Tuesday 18 August 2009

Police Cannot Be Trusted Say... Magistrates?!

In another one of those moments when the world seems to have turned upside down, the Magistrates Association has told the government that it doesn't believe police officers can be trusted to issue fixed penalties without abusing their powers.

Chris Hunt Cooke of the association's road traffic committee, said:

"Regrettably, recent experience with out-of-court disposals shows that the police cannot be relied on to use them appropriately or as intended.

Once they have been given these powers, the police will misuse them, that is a certainty, and careless driving will be generally treated as a minor offence, unless serious injury is involved.

This is a proposal that places the convenience of the police above what is right in principle, may coerce innocent drivers into accepting a fixed penalty, and is certain generally to downgrade careless driving in terms of offence seriousness."
Former police minister Alun Michael, a member of the Commons justice committee and the man responsible for the introduction of ASBOs, has accused the magistrates of “grandstanding”. This is a bit rich coming from a man who I remember called for greater transparency over custody deaths, but not before members of the United Families and Friends Campaign forced our way into a conference he was speaking at. If that wasn't "performing ostentatiously in order to impress the audience and with an eye to the applause", then I don't know what is.

Recent experience with police use of anti-terrorism stop-and-search powers - to pick one example - also shows that the police cannot be relied on to use them appropriately or as intended. In Hampshire, these powers were abused with such regularity, for so little result, that the police were eventually forced to suspend them.

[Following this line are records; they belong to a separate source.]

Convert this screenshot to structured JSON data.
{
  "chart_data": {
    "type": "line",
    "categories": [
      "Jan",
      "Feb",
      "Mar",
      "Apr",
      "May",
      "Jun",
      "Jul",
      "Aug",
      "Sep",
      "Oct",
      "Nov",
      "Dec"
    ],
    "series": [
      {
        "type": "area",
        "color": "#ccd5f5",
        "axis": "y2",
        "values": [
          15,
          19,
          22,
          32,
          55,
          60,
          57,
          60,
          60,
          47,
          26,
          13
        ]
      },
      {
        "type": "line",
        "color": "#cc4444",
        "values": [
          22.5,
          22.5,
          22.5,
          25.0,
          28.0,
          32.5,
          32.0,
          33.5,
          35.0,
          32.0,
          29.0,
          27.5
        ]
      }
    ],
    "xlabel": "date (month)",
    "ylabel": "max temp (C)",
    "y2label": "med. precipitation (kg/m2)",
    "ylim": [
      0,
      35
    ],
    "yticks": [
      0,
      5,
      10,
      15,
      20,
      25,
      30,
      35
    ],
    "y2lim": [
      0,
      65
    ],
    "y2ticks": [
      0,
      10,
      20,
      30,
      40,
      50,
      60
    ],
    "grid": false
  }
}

The Telegraph also recently reported that powers allowing officers to stop children aged under 10 and search them has been used by the Met to search 8 two-year-olds and 9 three-year-olds over the last two years. Presumably those who did so also think 'Family Guy' is a documentary and that Stewie Griffin is a dangerous pre-school role model...

It's good to see that magistrates are slowly starting to catch up with what many of us already know - that every time the police are given new powers, they routinely abuse them.

Why? Because they can - and because systems for transparency and accountability are so weak and ineffective that they can get away with it.